Bill Clinton says he and the Mrs. are in touch with average Americans since they go to the grocery store (in Chappaqua, N.Y., of course and certainly with a Secret Service driver) and talk to neighbors — who are almost certainly in the top 1 percent. He insists Hillary Clinton was right on the facts that they were at one point “dead broke.”
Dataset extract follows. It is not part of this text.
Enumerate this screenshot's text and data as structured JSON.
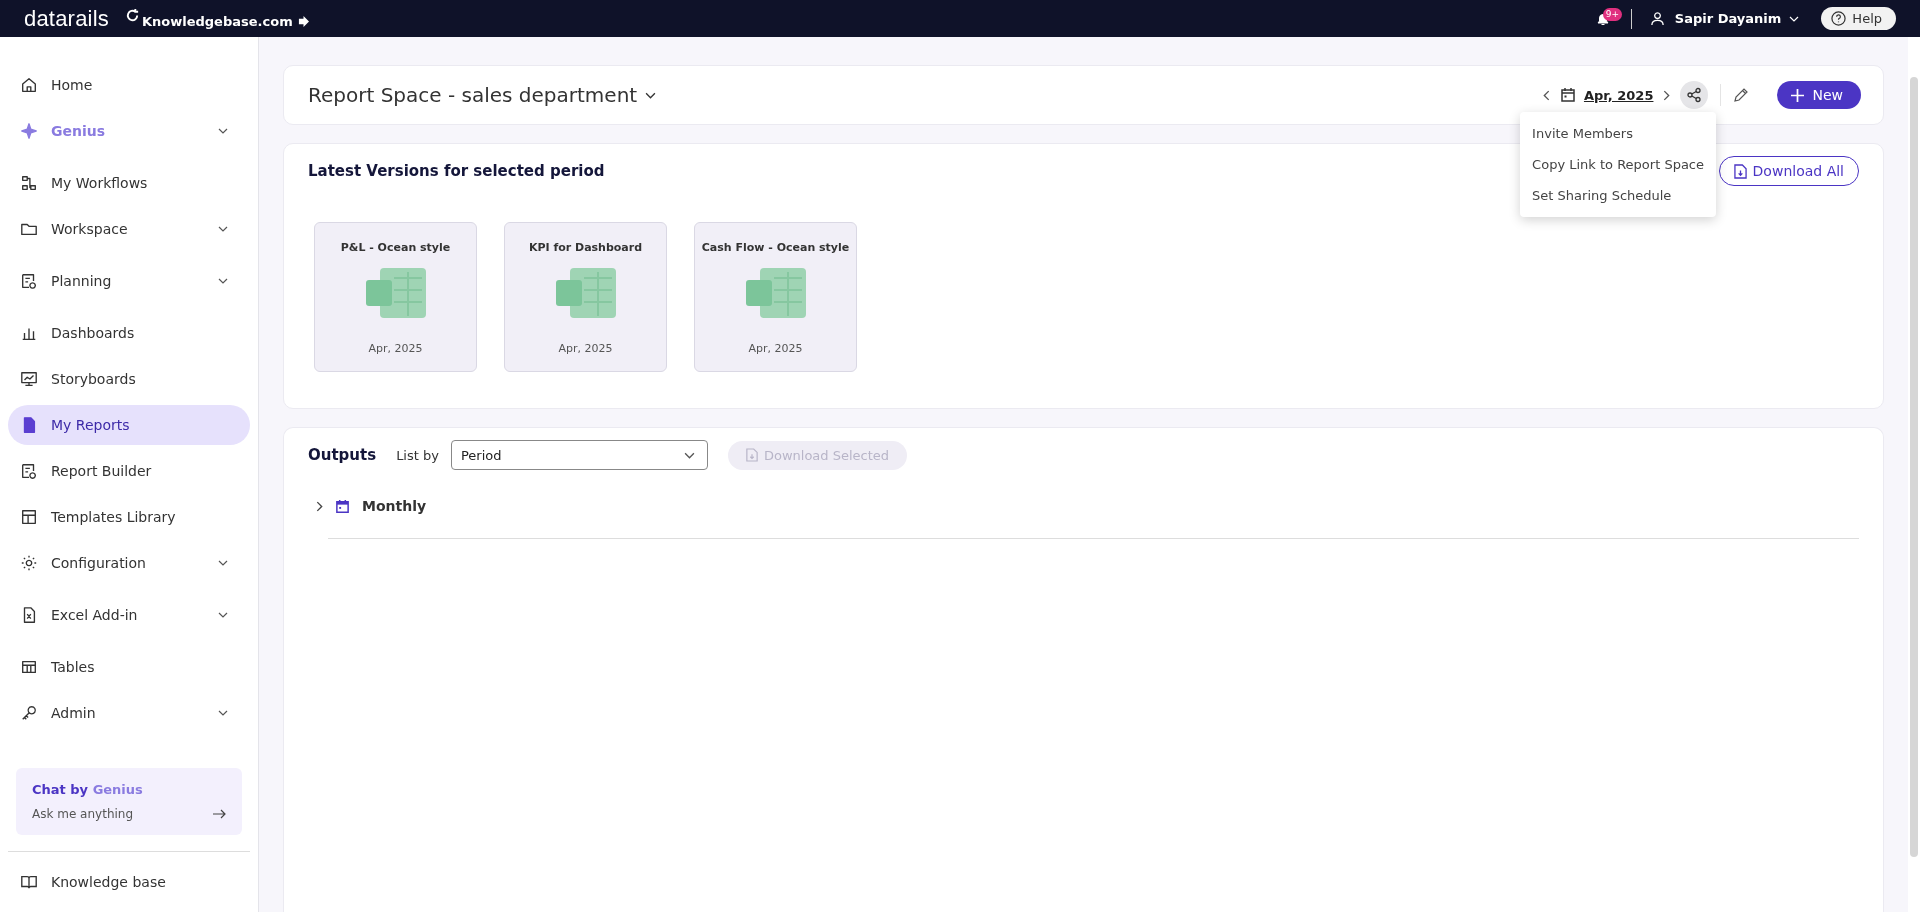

It is painful to watch, the Clintons’ poor man act. These are frightfully powerful, wealthy and privileged people and should stop pretending otherwise. Maybe they regret having gone overboard in attacking Mitt Romney’s wealth, but they musn’t forget that the media studiously keeps two sets of books — one for liberals and one for conservatives. The latter, even if they give a huge percent of their income to charity, are never in the clear. The former need only think nice, fuzzy liberal thoughts and wealth, inside connections and charitable stinginess are all forgiven. Yet the Clintons seem to long for the days when Bill Clinton was just the boy from Hope (Ark.), and therefore the ideal representative for the middle-class people who worked hard and played by the rules, as he liked to say. Now they are just a couple of rich liberals, but not as rich as they’d like.
What come across most is the rank insincerity of the Clinton clan. They can’t help but chase the almighty dollar (millions of them), but they are embarrassed when caught. In just one book tour, Hillary Clinton managed to make herself and her family (including her husband, one of the most adept politicians of his era) appear both pretentious and inauthentic.
In the iconic film Breakfast at Tiffany’s, the Hollywood agent says of Audrey Hepburn’s character Holly Golightly, “She is a phony. But on the other hand you’re right. She isn’t a phony because she’s a real phony. She believes all this crap that she believes. You can’t talk her out of it.” When it comes to the Clintons, however, they are real phonies — they don’t believe they are like everyone else (fly commercial?! shop for sales?!) and yet they feel compelled to pretend so.
The Clintons have a few choices. They can embrace their wealth, as in a sense Romney did, crediting the greatest country on Earth for affording them unparalleled opportunities. But then the degree of their noblesse oblige might also come under scrutiny and keeping an unsightly amount of their haul without sharing some with the little people might draw flak. (They might be compelled — gasp! — to start giving those $200,000 speaking fees to the less well off.)
Alternatively, Hillary Clinton can start talking about something other than herself, demonstrating she has an agenda that reflects her compassion and understanding of working-class and middle-income Americans. For someone who once fancied herself as a policy wonk, she has very little to say about poverty, upward mobility and other relevant domestic policy topics.
Lastly, she could chuck the whole thing, rake in the dough, enjoy the grandkid and delight in summers in the Hamptons, skiing in Gstaad and Hollywood premieres with L.A. and New York elites (the “truly well off”). Most of us would sorely be tempted to do the third, but somehow I think the Clintons want power and money so they’ll strive for a return trip to the White House. It is what they do. Without the promise of another White House tenure some of the money and those friends might disappear.